In a stack of papers called Reform.

  • Jul
  • 12
  • 2005

Teachers in my school district are currently evaluated by a bi-annual visit from an administrator (principals and the like). Every 2 years, an administrator spends 53 minutes in my classroom, taking notes on what happens during that time. That 53-minute period, that solitary visit to my classroom on a day and time that I know about well in advance is supposed to be some type of record of how effective I am as an educator. That visit is the single requirement our district has for teacher evaluation.

Clearly, this is a flawed system.

Virginia Postrel suggests that a “boss’s professional evaluation” be the direct link to how much a teacher is paid. Those bosses are usually administrators.

Good administrators bring to bear effective teaching strategies, regardless of their subject area knowledge. Good administrators can comment not necessarily on the content taught, but the methods used, offering suggestions for how to improve the delivery of instruction, even making reference to specific research and materials that might assist in the implementation of more effective teaching strategies. Good administrators help create good teachers through an ongoing professional dialogue.

Once I meet an administrator who can honestly do all those things, I will have found the school where I will live out the remainder of my teaching career. I have yet to see or even hear of such an administrator.

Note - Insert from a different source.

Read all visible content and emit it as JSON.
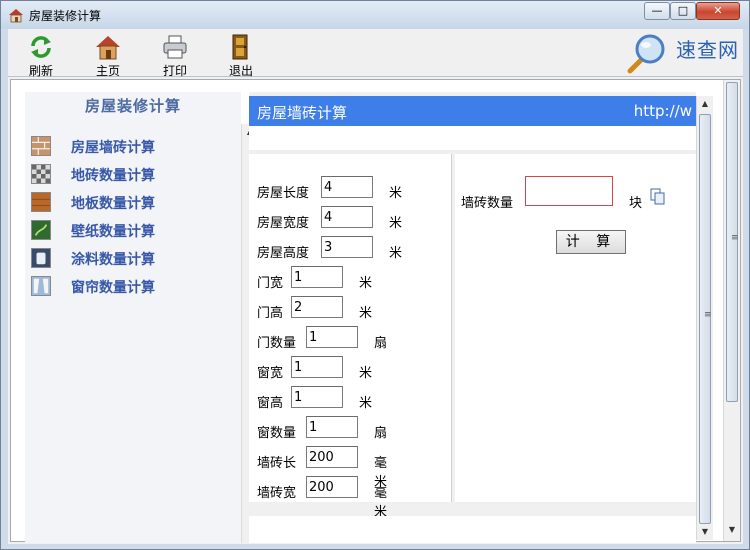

For the last 4 years, my school has had an administrative team who never taught at the high school level and who hadn’t been inside the classroom for several years. Our school is not unusual in that administrative make up. Our superintendent hadn’t been in the classroom since the mid-70s and she only taught for about 3 years before moving into administrative positions. Why do I care what someone who has never taught high school has to say about my classroom? Worse than that, why do I care about what someone who has a degree in science and administration has to say about how I teach English? In such cases, it’s more like a boss’s educated guess, not evaluation.

The way teachers are evaluated needs to change. The current evaluation system doesn’t create better teachers. At most, it creates teachers who can nod their heads as a list of the day’s events are read off to them. Suggestions from the current principal who used to teach 6th grade back in 1976 only go so far with an AP English teacher facing a room full of high school seniors.

Teachers could be evaluated by their peers (other teachers, not administrators). They could be evaluated by standardized test scores. They could be evaluated by students. They could be evaluated by themselves. They could be evaluated by administrators. All of these could make up a teacher’s evaluation.

The trouble comes in hinging a definition of teacher success on any one of these, leaving it solely to that as a deciding factor.

NOTE: This entry is also posted on my Bayosphere blog.